By
margaretta wa Gacheru (posted March 24, 2017)
Twenty years
ago, Dana Seidenberg was looking for a place to live when a friend brought her
to an overgrown garden on Loresho Ridge. Nestled deep inside the garden (which
hadn’t been tamed for many months) he introduced her to an old dilapidated
stone house that had been deserted and apparently left to rot.
To her the
house looked like a ‘shipwreck’ but to her friend, Kimani Gacheru, the place
was more like a ‘tabla rasa’ that could be rehabbed and designed according to
her needs, dreams and specifications.
Plus, as he
was a part-time furniture maker as well as a quantity surveyor, Kimani promised
to help her make the place a home uniquely her own.
Dana
couldn’t resist. So over the next 20 years she not only rehabbed the house with
Kimani’s help. She filled it with all her favorite things, starting with her
books, all of which are carefully shelved and found in practically every room
of her two-story house.
Lined up
encyclopedically in polished wooden bookcases, most of which were made by Kimani,
her books are just one of the many items that make her home uniquely her own.
But Kimani’s
contribution to the house, besides the beautiful rehabbing of both the floors
and the vaulted ceilings in solid wood, is an array of home furnishings made
from wooden tree stumps and roots. They include a slew of sturdy dark wooden
tables and chairs which add an earthy elegance to both the interiors as well as
the ground floor veranda.
It’s in that
veranda, which leads into the front hall and the large ‘dystopic’ painting by
the late Omosh Kindeh, that one gets the first hint of Dana’s affinity for
organic art. For Kimani isn’t the only artist whose works Dana treasures.
She’s got a
special affinity for wood sculptures by Elijah Ogira and Irene Wanjiru, which
one will find not only on Dana’s front patio but literally all over the house.
She’s also
got one room full of indigenous musical instruments which she inherited from
her late husband, Solomon…..
But
Solomon’s not the only one from whom Dana’s inherited a slew of lovely things.
Both her grandmothers left her beautiful antiques which she discretely
displays, such as the sterling silver teapot and cutlery which come out for
special guests.
Otherwise,
Dana takes pride in having designed most of her sofas and bedroom sets in sleek
and simple styles, assembled to her taste by carpenters in Dagoretti. For
upholstery she’s used beautiful hand-woven textiles, most of which come from
West Africa, such as mud cloth from Mali. The fabrics are stitched locally and
shaped into cushions which enhance the décor of every upstairs bedroom and
cover the wicker sofas as well.
Dana admits
she’s loved shopping for home furnishings which are hand-made, be they baskets,
textiles, ceramic tea sets, sisal carpets or hand-carved sculptures by Ogira
and Wanjiru.
‘Having
grown up in the West [the US] where most home furnishings are machine-made, I
love the opportunity I’ve had to acquire items made by hand,” she says.
The one room
where machines are conspicuous as well as utilitarian is Dana’s kitchen.

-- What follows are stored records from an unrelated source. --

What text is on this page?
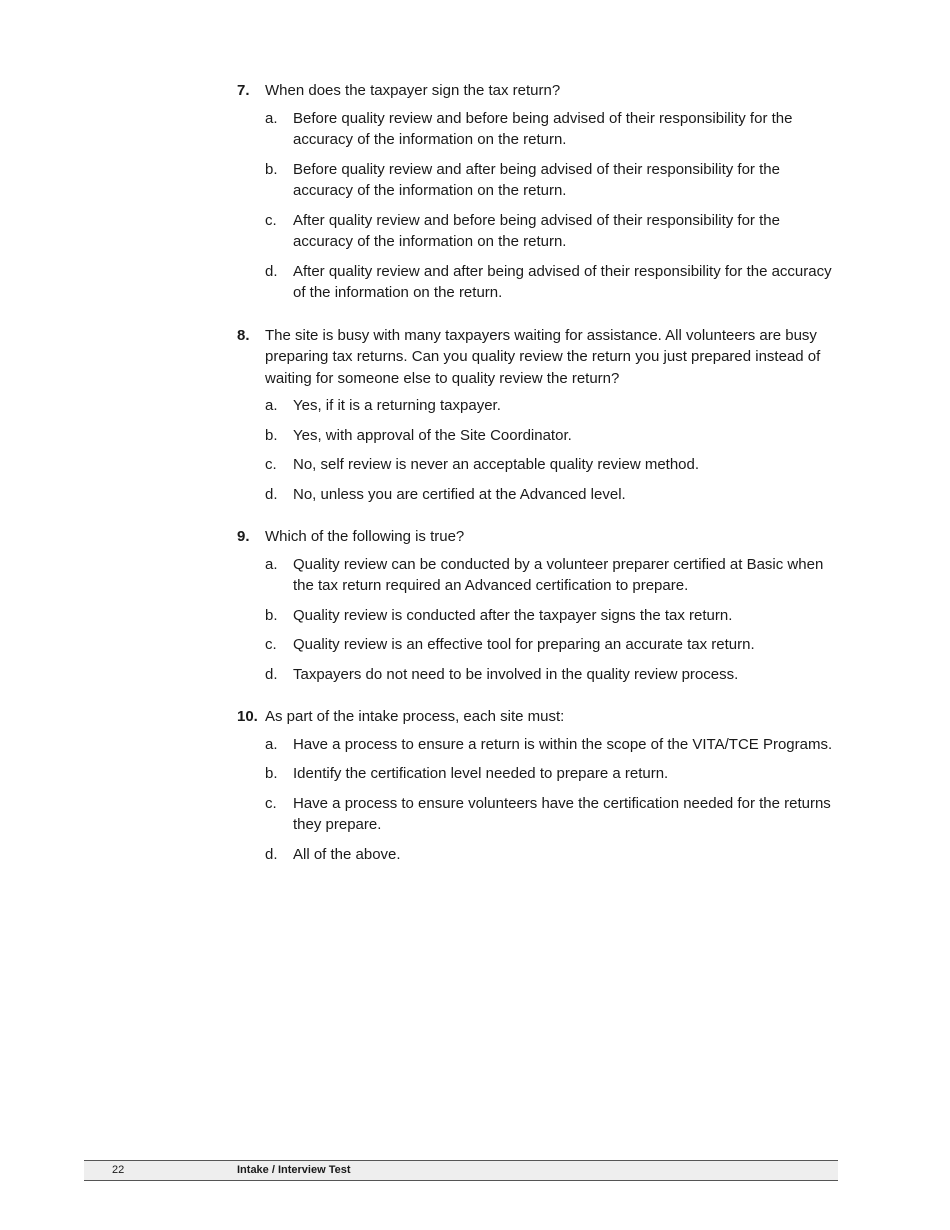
7.	When does the taxpayer sign the tax return?
a.	Before quality review and before being advised of their responsibility for the accuracy of the information on the return.
b.	Before quality review and after being advised of their responsibility for the accuracy of the information on the return.
c.	After quality review and before being advised of their responsibility for the accuracy of the information on the return.
d.	After quality review and after being advised of their responsibility for the accuracy of the information on the return.
8.	The site is busy with many taxpayers waiting for assistance. All volunteers are busy preparing tax returns. Can you quality review the return you just prepared instead of waiting for someone else to quality review the return?
a.	Yes, if it is a returning taxpayer.
b.	Yes, with approval of the Site Coordinator.
c.	No, self review is never an acceptable quality review method.
d.	No, unless you are certified at the Advanced level.
9.	Which of the following is true?
a.	Quality review can be conducted by a volunteer preparer certified at Basic when the tax return required an Advanced certification to prepare.
b.	Quality review is conducted after the taxpayer signs the tax return.
c.	Quality review is an effective tool for preparing an accurate tax return.
d.	Taxpayers do not need to be involved in the quality review process.
10. As part of the intake process, each site must:
a.	Have a process to ensure a return is within the scope of the VITA/TCE Programs.
b.	Identify the certification level needed to prepare a return.
c.	Have a process to ensure volunteers have the certification needed for the returns they prepare.
d.	All of the above.
22	Intake / Interview Test
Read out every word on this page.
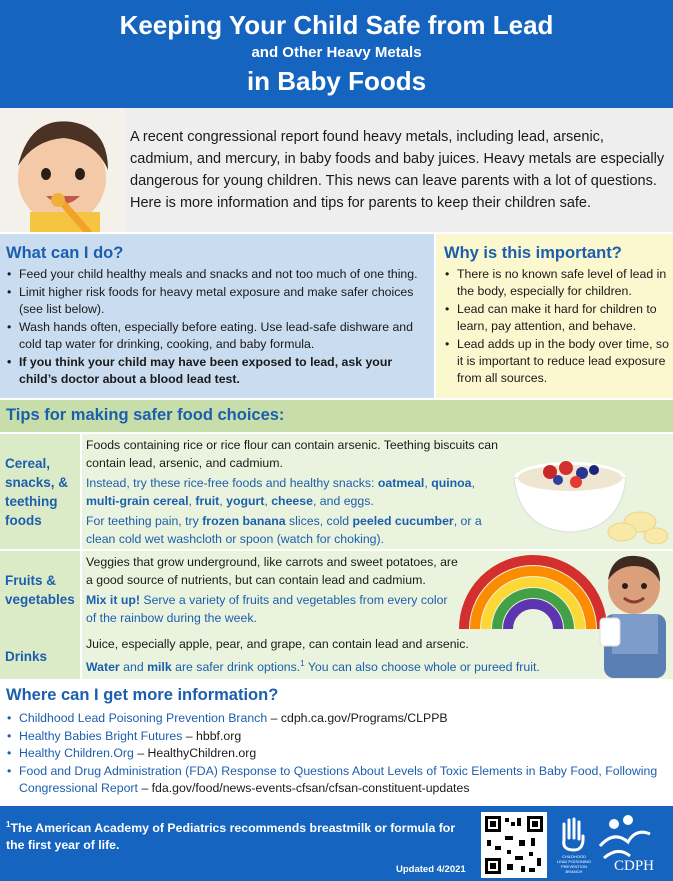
Keeping Your Child Safe from Lead
and Other Heavy Metals
in Baby Foods
A recent congressional report found heavy metals, including lead, arsenic, cadmium, and mercury, in baby foods and baby juices. Heavy metals are especially dangerous for young children. This news can leave parents with a lot of questions. Here is more information and tips for parents to keep their children safe.
What can I do?
• Feed your child healthy meals and snacks and not too much of one thing.
• Limit higher risk foods for heavy metal exposure and make safer choices (see list below).
• Wash hands often, especially before eating. Use lead-safe dishware and cold tap water for drinking, cooking, and baby formula.
• If you think your child may have been exposed to lead, ask your child’s doctor about a blood lead test.
Why is this important?
• There is no known safe level of lead in the body, especially for children.
• Lead can make it hard for children to learn, pay attention, and behave.
• Lead adds up in the body over time, so it is important to reduce lead exposure from all sources.
Tips for making safer food choices:
Cereal, snacks, & teething foods
Foods containing rice or rice flour can contain arsenic. Teething biscuits can contain lead, arsenic, and cadmium.
Instead, try these rice-free foods and healthy snacks: oatmeal, quinoa, multi-grain cereal, fruit, yogurt, cheese, and eggs.
For teething pain, try frozen banana slices, cold peeled cucumber, or a clean cold wet washcloth or spoon (watch for choking).
Fruits & vegetables
Veggies that grow underground, like carrots and sweet potatoes, are a good source of nutrients, but can contain lead and cadmium.
Mix it up! Serve a variety of fruits and vegetables from every color of the rainbow during the week.
Drinks
Juice, especially apple, pear, and grape, can contain lead and arsenic.
Water and milk are safer drink options.$^1$ You can also choose whole or pureed fruit.
Where can I get more information?
• Childhood Lead Poisoning Prevention Branch – cdph.ca.gov/Programs/CLPPB
• Healthy Babies Bright Futures – hbbf.org
• Healthy Children.Org – HealthyChildren.org
• Food and Drug Administration (FDA) Response to Questions About Levels of Toxic Elements in Baby Food, Following Congressional Report – fda.gov/food/news-events-cfsan/cfsan-constituent-updates
$^1$The American Academy of Pediatrics recommends breastmilk or formula for the first year of life.
Updated 4/2021
CHILDHOOD
LEAD POISONING
PREVENTION
BRANCH CDPH
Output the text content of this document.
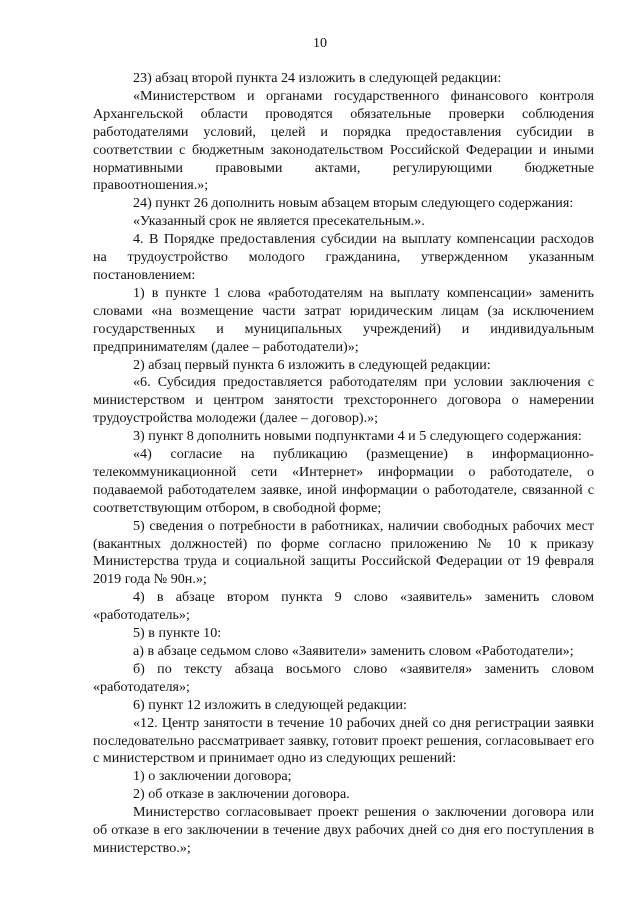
10

23) абзац второй пункта 24 изложить в следующей редакции:

«Министерством и органами государственного финансового контроля Архангельской области проводятся обязательные проверки соблюдения работодателями условий, целей и порядка предоставления субсидии в соответствии с бюджетным законодательством Российской Федерации и иными нормативными правовыми актами, регулирующими бюджетные правоотношения.»;

24) пункт 26 дополнить новым абзацем вторым следующего содержания:

«Указанный срок не является пресекательным.».

4. В Порядке предоставления субсидии на выплату компенсации расходов на трудоустройство молодого гражданина, утвержденном указанным постановлением:

1) в пункте 1 слова «работодателям на выплату компенсации» заменить словами «на возмещение части затрат юридическим лицам (за исключением государственных и муниципальных учреждений) и индивидуальным предпринимателям (далее – работодатели)»;

2) абзац первый пункта 6 изложить в следующей редакции:

«6. Субсидия предоставляется работодателям при условии заключения с министерством и центром занятости трехстороннего договора о намерении трудоустройства молодежи (далее – договор).»;

3) пункт 8 дополнить новыми подпунктами 4 и 5 следующего содержания:

«4) согласие на публикацию (размещение) в информационно-телекоммуникационной сети «Интернет» информации о работодателе, о подаваемой работодателем заявке, иной информации о работодателе, связанной с соответствующим отбором, в свободной форме;

5) сведения о потребности в работниках, наличии свободных рабочих мест (вакантных должностей) по форме согласно приложению № 10 к приказу Министерства труда и социальной защиты Российской Федерации от 19 февраля 2019 года № 90н.»;

4) в абзаце втором пункта 9 слово «заявитель» заменить словом «работодатель»;

5) в пункте 10:

а) в абзаце седьмом слово «Заявители» заменить словом «Работодатели»;

б) по тексту абзаца восьмого слово «заявителя» заменить словом «работодателя»;

6) пункт 12 изложить в следующей редакции:

«12. Центр занятости в течение 10 рабочих дней со дня регистрации заявки последовательно рассматривает заявку, готовит проект решения, согласовывает его с министерством и принимает одно из следующих решений:

1) о заключении договора;

2) об отказе в заключении договора.

Министерство согласовывает проект решения о заключении договора или об отказе в его заключении в течение двух рабочих дней со дня его поступления в министерство.»;
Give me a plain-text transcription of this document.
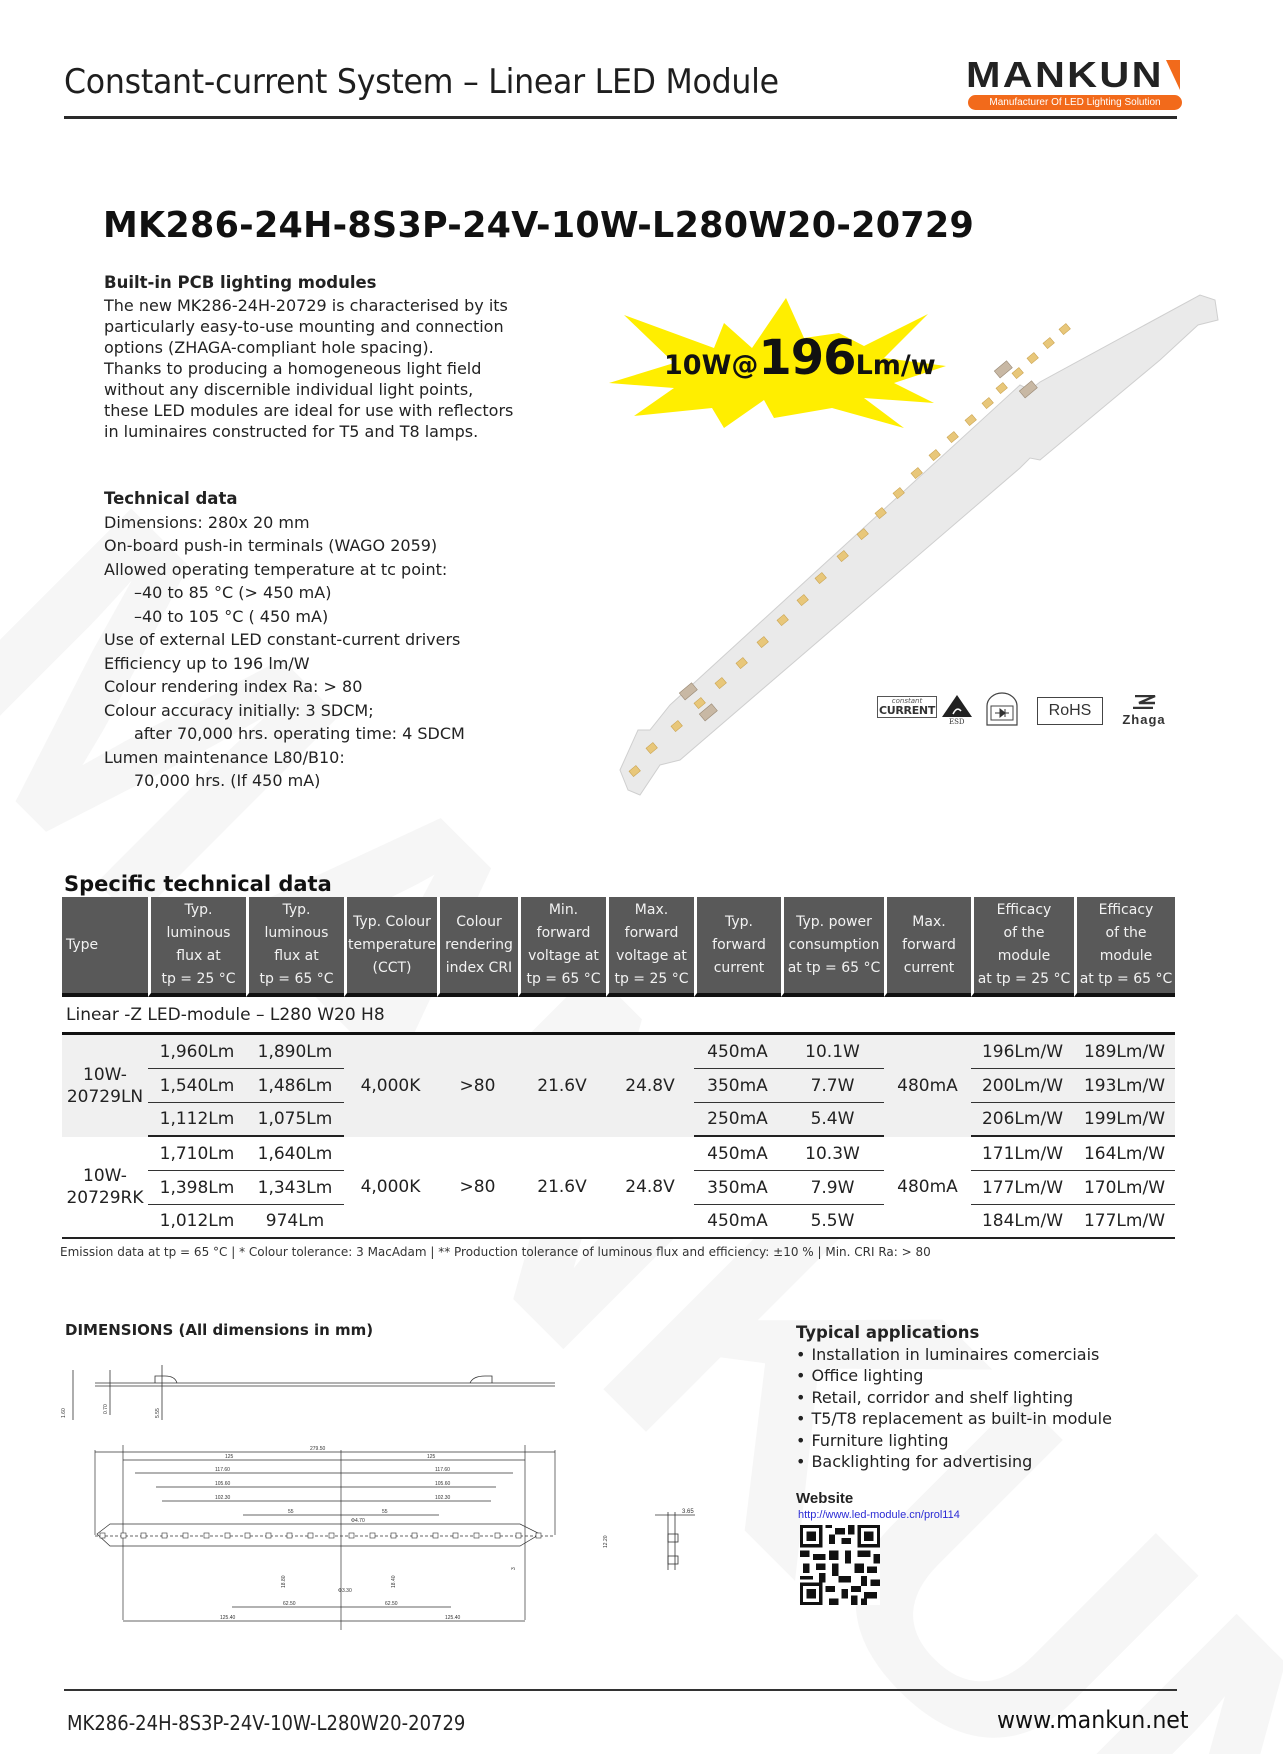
Constant-current System – Linear LED Module	MANKUN
Manufacturer Of LED Lighting Solution
MK286-24H-8S3P-24V-10W-L280W20-20729
Built-in PCB lighting modules
The new MK286-24H-20729 is characterised by its
particularly easy-to-use mounting and connection
options (ZHAGA-compliant hole spacing).
Thanks to producing a homogeneous light field
without any discernible individual light points,
these LED modules are ideal for use with reflectors
in luminaires constructed for T5 and T8 lamps.
Technical data
Dimensions: 280x 20 mm
On-board push-in terminals (WAGO 2059)
Allowed operating temperature at tc point:
–40 to 85 °C (> 450 mA)
–40 to 105 °C ( 450 mA)
Use of external LED constant-current drivers
Efficiency up to 196 lm/W
Colour rendering index Ra: > 80
Colour accuracy initially: 3 SDCM;
after 70,000 hrs. operating time: 4 SDCM
Lumen maintenance L80/B10:
70,000 hrs. (If 450 mA)
10W@196Lm/w
constant
CURRENT
ESD
RoHS
Zhaga
Specific technical data
Type	Typ.
luminous
flux at
tp = 25 °C	Typ.
luminous
flux at
tp = 65 °C	Typ. Colour
temperature
(CCT)	Colour
rendering
index CRI	Min.
forward
voltage at
tp = 65 °C	Max.
forward
voltage at
tp = 25 °C	Typ.
forward
current	Typ. power
consumption
at tp = 65 °C	Max.
forward
current	Efficacy
of the
module
at tp = 25 °C	Efficacy
of the
module
at tp = 65 °C
Linear -Z LED-module – L280 W20 H8											
10W-
20729LN	1,960Lm	1,890Lm	4,000K	>80	21.6V	24.8V	450mA	10.1W	480mA	196Lm/W	189Lm/W
	1,540Lm	1,486Lm					350mA	7.7W		200Lm/W	193Lm/W
	1,112Lm	1,075Lm					250mA	5.4W		206Lm/W	199Lm/W
10W-
20729RK	1,710Lm	1,640Lm	4,000K	>80	21.6V	24.8V	450mA	10.3W	480mA	171Lm/W	164Lm/W
	1,398Lm	1,343Lm					350mA	7.9W		177Lm/W	170Lm/W
	1,012Lm	974Lm					450mA	5.5W		184Lm/W	177Lm/W
Emission data at tp = 65 °C | * Colour tolerance: 3 MacAdam | ** Production tolerance of luminous flux and efficiency: ±10 % | Min. CRI Ra: > 80
DIMENSIONS (All dimensions in mm)
1.60	0.70	5.55
279.50
125	125
117.60	117.60
105.60	105.60
102.30	102.30
55	55
Φ4.70
Φ3.30
62.50	62.50
125.40	125.40
18.80	18.40
12.20
3
3.65
Typical applications
• Installation in luminaires comerciais
• Office lighting
• Retail, corridor and shelf lighting
• T5/T8 replacement as built-in module
• Furniture lighting
• Backlighting for advertising
Website
http://www.led-module.cn/prol114
MK286-24H-8S3P-24V-10W-L280W20-20729	www.mankun.net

That’s
where she’s got the most modern gas stove and double-doored fridge as well as
an electric blender that she uses every day to make fresh juices which are part
of her daily health and fitness regime.
So while her
home may not win awards for being ‘modern’ or Afro-chic, it’s a place that
reflects the multiple worlds that Dana has occupied over the years. It’s also
the space that her friend Kimani foresaw would be a home uniquely her own.